DD2 is 7months old. As a tiny baby she slept well, then the bloodyHV persuaded me she should be waking to feed at night and I like a look started waking her at 4am to feed her. I suffer from PTSD from my first delivery and depression which has recently worsened after DD2's arrival so getting enough sleep was just about keeping me sane.
The past few months her sleep has got worse, and worse and worse, she is more and more miserable and I have been getting close to losing the plot in a big way. I am so tired I can't string a sentence together, my efforts to play with both DC (older DD has learning delays) during the day have now descended into flinging open the doors of the playroom and literally letting them play with anything.

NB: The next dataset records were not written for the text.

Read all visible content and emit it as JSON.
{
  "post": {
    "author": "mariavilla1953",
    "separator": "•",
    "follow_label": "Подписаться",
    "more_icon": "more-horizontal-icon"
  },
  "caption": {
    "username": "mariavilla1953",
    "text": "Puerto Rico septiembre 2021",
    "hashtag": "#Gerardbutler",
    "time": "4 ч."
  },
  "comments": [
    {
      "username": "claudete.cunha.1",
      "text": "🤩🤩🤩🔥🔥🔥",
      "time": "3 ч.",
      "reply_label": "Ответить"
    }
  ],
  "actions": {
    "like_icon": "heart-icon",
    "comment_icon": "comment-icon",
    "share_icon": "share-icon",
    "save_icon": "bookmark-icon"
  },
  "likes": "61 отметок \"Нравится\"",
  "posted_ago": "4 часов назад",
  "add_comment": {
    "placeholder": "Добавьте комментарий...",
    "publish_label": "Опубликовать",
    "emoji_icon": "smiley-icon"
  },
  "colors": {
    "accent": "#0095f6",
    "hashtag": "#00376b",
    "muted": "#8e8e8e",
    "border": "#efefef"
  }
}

Friday night was bad like so so bad, then last night was worse. I had to cancel work today because I felt sick through tiredness (started back 3 weeks ago). I've done every trick in the book re settling, we've kept her cot next to the bed in the spare room and I sleep in there and we usually end up cosleeping but now she won't even sleep then. Today I just sobbed all over DH, I am meant to writing my PhD thesis - there is so much riding on me getting this work finished before the summer - not just finances (which will become dire once I run out of funding) but also looming career opportunities. My depression and anxiety is getting past the point of being able to cope day to day.
So. I am stressed and massively sleep deprived - bone weary exhaustion.
AIBU to sleep train DD2 - if she is warm, fed, dry and safe in her cot (we have video monitors) to just put her down awake and sit out of sight? What if I wake the whole house every time she wakes up? DD1 still won't sleep through at 3 and this household cannot cope with the little sleep we are currently getting night on night on night, AIBU?